One way to think about America's national eating disorder is as the return, with an almost atavistic vengeance, of the omnivore's dilemma. The cornucopia of the American supermarket has thrown us back onto a bewildering food landscape where we once again have to worry that some of those tasty-looking morsels might kill us. At the same time, many of the tools with which people historically managed the omnivore's dilemma have lost their sharpness, or simply failed, in the United States today.

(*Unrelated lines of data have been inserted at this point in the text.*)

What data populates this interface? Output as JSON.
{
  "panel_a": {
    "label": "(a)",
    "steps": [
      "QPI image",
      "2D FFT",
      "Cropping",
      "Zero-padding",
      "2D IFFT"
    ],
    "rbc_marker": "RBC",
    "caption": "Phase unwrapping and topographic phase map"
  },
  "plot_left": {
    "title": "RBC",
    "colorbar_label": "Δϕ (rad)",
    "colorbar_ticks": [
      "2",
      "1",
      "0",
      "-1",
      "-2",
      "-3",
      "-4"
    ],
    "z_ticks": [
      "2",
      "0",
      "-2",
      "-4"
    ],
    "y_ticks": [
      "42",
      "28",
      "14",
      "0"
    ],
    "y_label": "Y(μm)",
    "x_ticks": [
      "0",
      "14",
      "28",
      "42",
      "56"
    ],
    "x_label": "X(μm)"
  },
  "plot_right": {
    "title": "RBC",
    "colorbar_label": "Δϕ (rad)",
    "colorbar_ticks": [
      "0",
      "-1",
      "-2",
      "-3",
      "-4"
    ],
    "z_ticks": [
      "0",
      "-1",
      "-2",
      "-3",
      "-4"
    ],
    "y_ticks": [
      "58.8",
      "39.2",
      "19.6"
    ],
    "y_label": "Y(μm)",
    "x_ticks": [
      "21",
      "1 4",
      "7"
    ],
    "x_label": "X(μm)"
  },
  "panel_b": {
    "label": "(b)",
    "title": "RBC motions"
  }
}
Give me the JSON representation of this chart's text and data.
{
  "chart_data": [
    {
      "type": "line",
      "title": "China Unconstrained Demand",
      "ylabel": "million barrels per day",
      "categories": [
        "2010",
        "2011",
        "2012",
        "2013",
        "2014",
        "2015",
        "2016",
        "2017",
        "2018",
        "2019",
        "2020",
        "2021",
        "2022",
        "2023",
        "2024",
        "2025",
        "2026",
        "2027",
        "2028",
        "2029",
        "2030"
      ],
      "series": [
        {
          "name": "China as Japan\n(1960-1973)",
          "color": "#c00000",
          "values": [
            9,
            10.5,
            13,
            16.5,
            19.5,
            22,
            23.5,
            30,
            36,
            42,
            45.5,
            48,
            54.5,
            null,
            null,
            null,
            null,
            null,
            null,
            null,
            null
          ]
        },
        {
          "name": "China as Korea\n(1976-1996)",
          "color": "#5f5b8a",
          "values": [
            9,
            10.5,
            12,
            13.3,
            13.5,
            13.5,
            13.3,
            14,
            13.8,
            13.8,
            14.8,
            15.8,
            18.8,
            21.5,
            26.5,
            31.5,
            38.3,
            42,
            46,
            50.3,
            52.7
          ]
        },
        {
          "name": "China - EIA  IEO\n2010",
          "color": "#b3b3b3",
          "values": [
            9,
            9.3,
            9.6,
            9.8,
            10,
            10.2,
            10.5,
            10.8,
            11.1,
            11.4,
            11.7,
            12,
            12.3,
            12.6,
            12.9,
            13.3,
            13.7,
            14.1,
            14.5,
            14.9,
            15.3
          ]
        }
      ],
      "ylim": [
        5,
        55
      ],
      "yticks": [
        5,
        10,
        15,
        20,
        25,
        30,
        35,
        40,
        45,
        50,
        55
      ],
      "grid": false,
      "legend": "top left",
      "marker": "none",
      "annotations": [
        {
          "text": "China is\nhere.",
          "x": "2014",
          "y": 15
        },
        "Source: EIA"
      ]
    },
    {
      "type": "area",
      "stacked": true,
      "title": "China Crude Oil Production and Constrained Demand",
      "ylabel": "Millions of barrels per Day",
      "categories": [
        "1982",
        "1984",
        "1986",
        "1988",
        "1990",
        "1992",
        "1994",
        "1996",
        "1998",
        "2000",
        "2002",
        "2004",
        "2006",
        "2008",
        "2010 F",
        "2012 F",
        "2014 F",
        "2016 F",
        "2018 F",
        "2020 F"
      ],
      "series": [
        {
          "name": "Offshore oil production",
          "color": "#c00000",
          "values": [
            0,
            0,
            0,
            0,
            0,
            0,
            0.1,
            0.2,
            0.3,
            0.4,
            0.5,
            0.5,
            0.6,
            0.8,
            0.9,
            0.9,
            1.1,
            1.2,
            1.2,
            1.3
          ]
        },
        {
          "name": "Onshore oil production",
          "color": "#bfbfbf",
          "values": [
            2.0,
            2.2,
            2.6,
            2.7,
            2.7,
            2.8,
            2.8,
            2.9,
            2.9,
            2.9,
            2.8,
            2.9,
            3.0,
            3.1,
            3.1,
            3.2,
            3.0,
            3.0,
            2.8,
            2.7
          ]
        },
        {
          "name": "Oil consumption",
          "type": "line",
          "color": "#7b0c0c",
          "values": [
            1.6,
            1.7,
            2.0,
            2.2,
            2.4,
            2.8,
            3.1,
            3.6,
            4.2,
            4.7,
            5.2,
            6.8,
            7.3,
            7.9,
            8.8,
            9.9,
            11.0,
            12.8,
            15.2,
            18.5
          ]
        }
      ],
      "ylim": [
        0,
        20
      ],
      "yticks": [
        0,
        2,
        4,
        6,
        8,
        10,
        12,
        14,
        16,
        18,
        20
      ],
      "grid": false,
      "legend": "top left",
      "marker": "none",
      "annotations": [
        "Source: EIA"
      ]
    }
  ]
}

As a relatively new nation drawn from many different immigrant populations, each with its own culture of food, we Americans find ourselves without a strong, stable culinary tradition to guide us.
We may not have our own culture of food or a strong, stable culinary tradition in terms of
what to eat, but the peoples of the various populations that have created our country have (or had) many of the same habits. Since the mid-to-late twentieth century, we've chosen or been taught to ignore most of them.
I've come across this in several places:
I am your constant companion. I am
your greatest helper or heaviest burden.
I will push you onward or drag you down
to failure. I am completely at your command.
Half the things I do you might as well
turn over to me and I will be able to do
them quickly and correctly.
I am easily managed - you must merely
be firm with me. Show me exactly how you
want something done and after a few
lessons I will do it automatically. I am the
servant of all great individuals and, alas, of
all failures as well. Those who are great, I
have made great. Those who are failures,
I have made failures.
I am not a machine, though I work
with all the precision of a machine plus
the intelligence of a human. You may run
me for profit or run me for ruin - it
makes no difference to me.
Take me, train me, be firm with me,
and I will place the world at your feet. Be
easy with me and I will destroy you.
Who am I?
I am Habit.
Habits are important!
"That which we persist in doing becomes easier for us to do. Not that the nature of the thing itself has changed but our power to do it is increased." -- Ralph Waldo Emerson
"You are what you eat -- so don't be Fast, Easy, Cheap or Fake."